In many ways this seems even more insane than the business at Llandaff. The implication from the clergy appears to be that the music team are in some way not related to the choir. How can you keep the choir, but not have an organist or anyone to run it? I’m guessing the ‘temporary changes’ mean someone in the choir having a go on the organ and someone else nipping out the front to do the waving around – after all neither of these things are particularly difficult. Surely anyone can run a choir?
I should qualify this post by saying I do not have all the facts – only those which are reported in the news. I’m well aware that Cathedrals, like any institution, have to balance the books. And let us remember that, as Veronica Hope Hailey mentioned in her sermon last week at St Thomas a Becket in Bath, the church is merely an institution. An organization founded for a religious, educational, professional, or social purpose. As such it, like any business, is subjected to the realities of the modern world.

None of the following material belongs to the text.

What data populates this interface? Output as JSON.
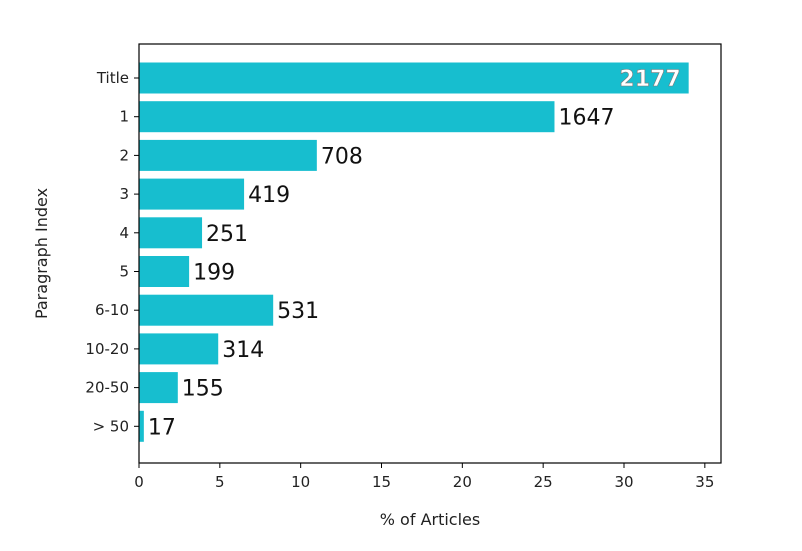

If people stop attending churches or stop donating, then at some point those institutions will not be able to continue. Nevertheless, my issue with St Asaph’s is the fact that the entire music team was made redundant but with the expectation that the choir would continue. Once again, it seems that musicians are expected to work for free. If professional musicians cannot do this, they will be replaced by an amateur monkey, who will be lured under the pretext of ‘great exposure for your CV’.
If the Cathedral is short of money, then why not reduce the music team to a Director of Music who is also the organist – not ideal running a choir, but better than no one. It would then be feasible to reduce the clergy by one. After all you only actually need the one priest to run a service. And anyway, the chances are one member of clergy would save the equivalent of the entire music team!
At this point I should probably stop ranting. I may have got the wrong end of the stick with this one – indeed I hope I have. We can only hope that, in the same way Llandaff seems to have turned things around and continues to produce a fine choir, something can be done to either save or somehow develop the music at St Asaph’s.
Jules Addison runs 3 choirs. One is A Capella so has no accompanist. Another requires Jules to direct proceedings from the piano. The third one has an actual music team comprising of Jules as the windmill out front and a pretty French girl playing the piano.